The moans of spewing buses rose into the settling dusk. The office lights were on now and all up and down the halls the girls tapped on the squarish keys of their IBM Selectrics. The graved ball kissed the ribbon, the ribbon kissed the paper, a superior grade of bond that was rag-weaved like the oxford shirts worn by the bosses of the typing girls. Every sixteen seconds one of them hit the wrong key and muttered a middling curse.
The married copywriters met their secretaries, or the secretaries of other writers, or the tall and lissome secretaries of account executives, white-shod and well-spoken, and went about the tender regimen of their lunchtime love—the nooner, it was called, or the matinee—meeting in the secretaries’ snug apartments, striking in their dimensional similarity to the cubicles the writers worked in, only decorated more touchingly and vulnerably, with posters of Madrid on the off-white walls, or prints of Marino Marini horses or Bernard Buffet lobsters, or in the larger apartments of secretaries with roommates, which complicated the schedule and made the writers yearn for an intimate glimpse of one of the roommates, barefoot in a partially open robe, perhaps, coming from the shower after a late night with a failed date, the apartments situated nearly always in the sunless hindquarters of white-brick buildings in the East 80s, undoormanned, the small elevators inspected every two years by an individual called A. Bear, according to recent entries on the record of inspection that was fixed to the elevator walls.

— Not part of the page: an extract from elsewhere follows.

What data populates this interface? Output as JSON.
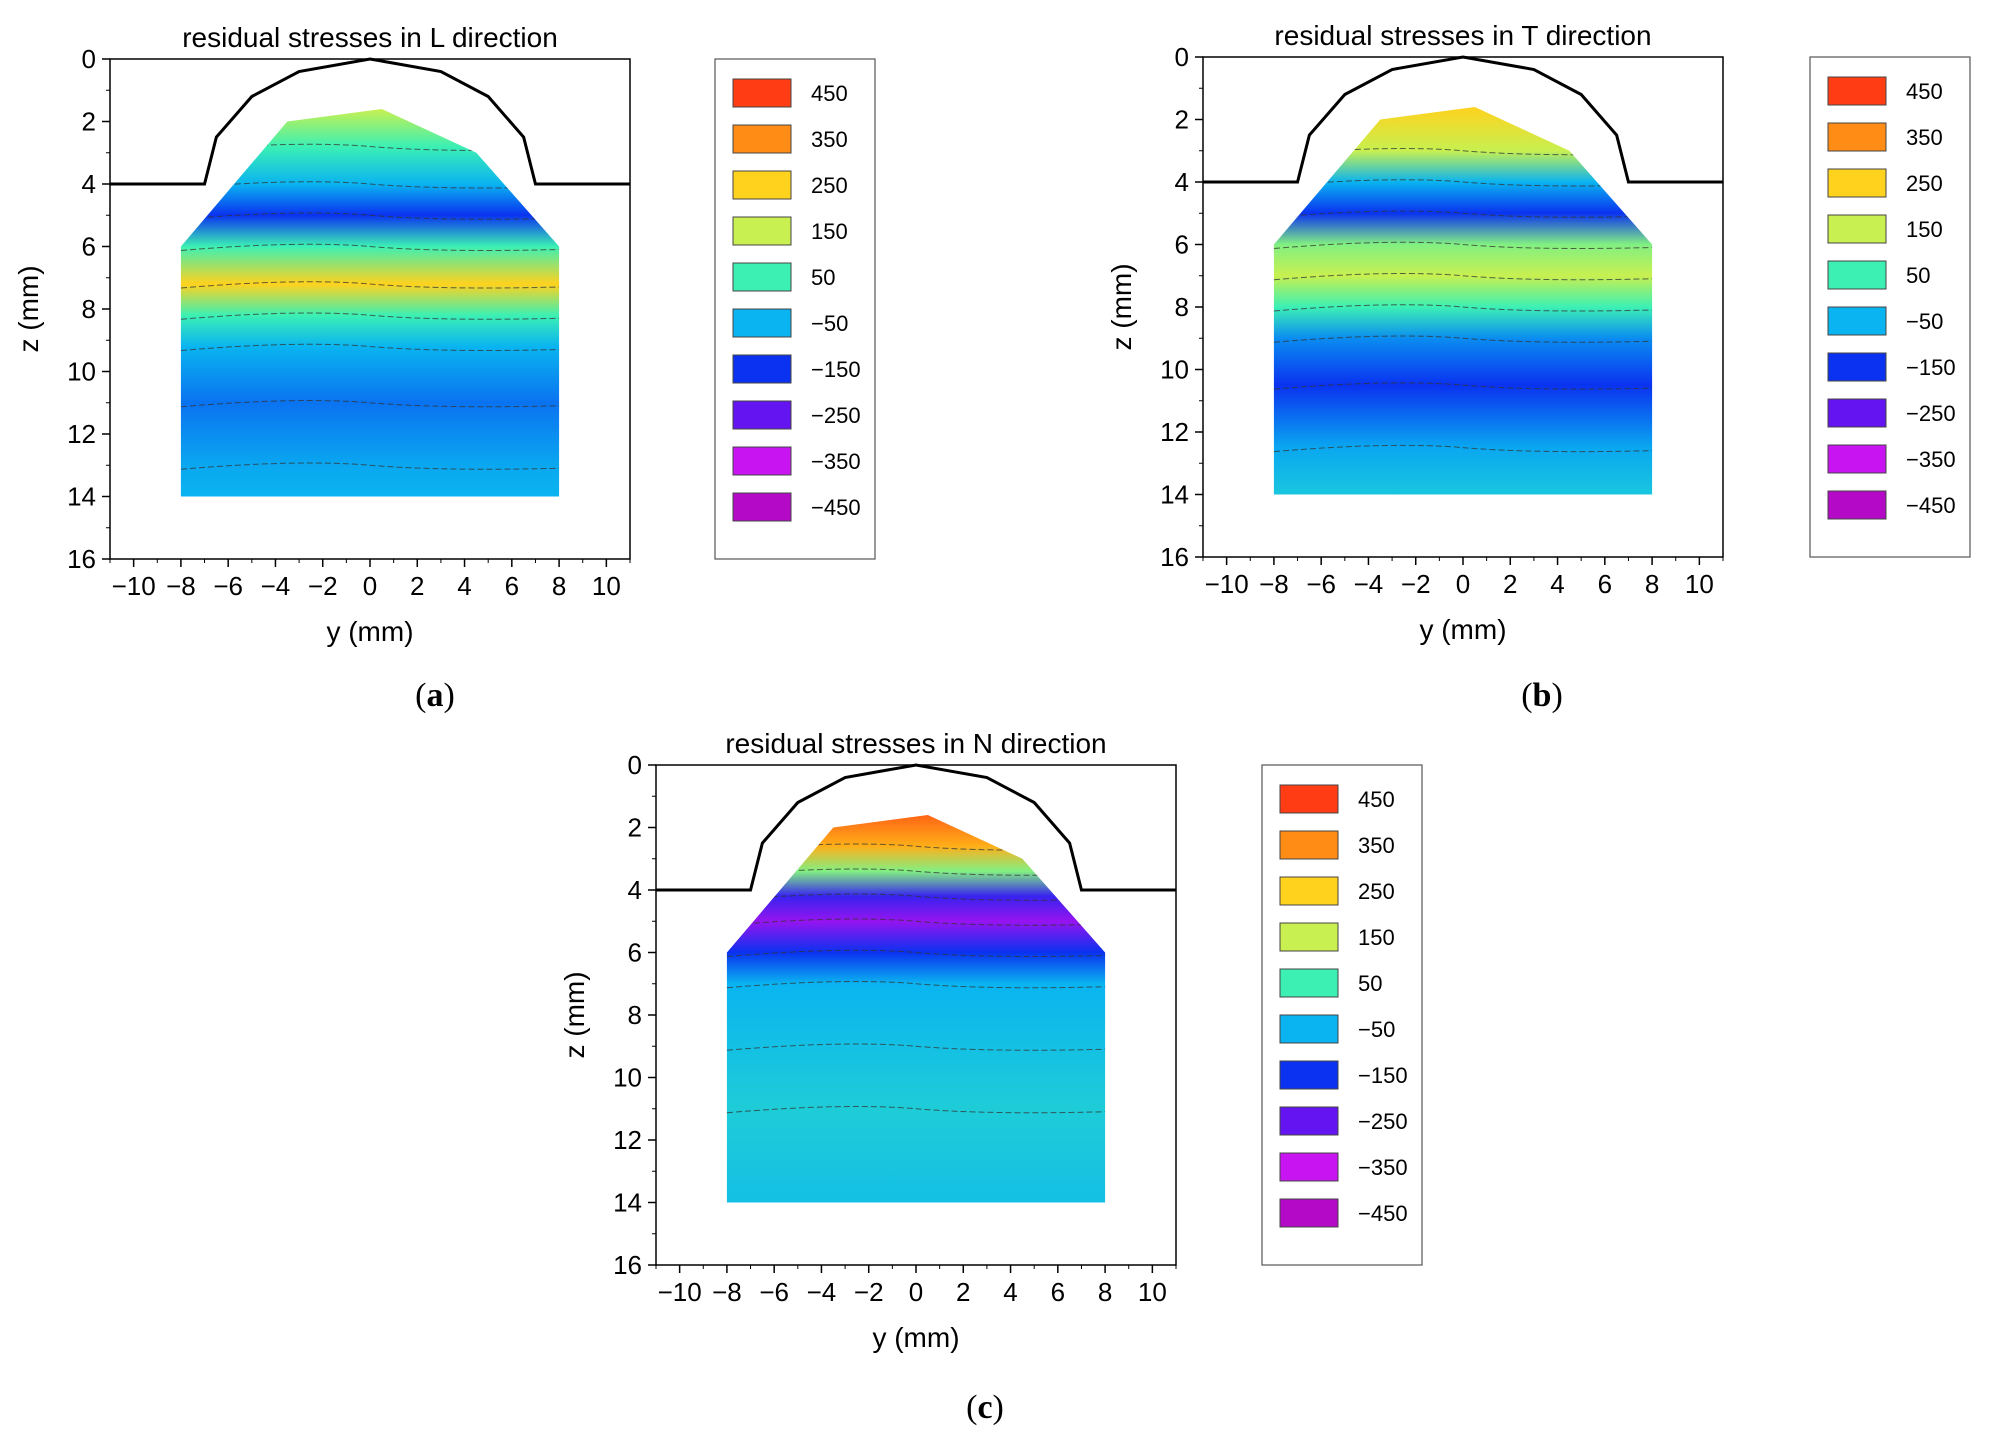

And yes, it’s true, Charlie has practiced this kind of erotic disport himself, off and on, with one or another single young woman working in the production department or somesuch level of the mothership, belowdecks and lonesome and not always, actually, very young. But did he enjoy these interludes or were they sad entertainments he inflicted on himself in the stark space of a convertible sofa turned open to span the room so that he had to walk upon the bedding to go and pee? He had lovely sex with his wife in an antique bed with carved oak posts, so what are you doing here, Charlie, balling this morose media clerk. It was an odd form of mortification for some pattern of behavior, or grain of being, too transparent for this adman to fathom.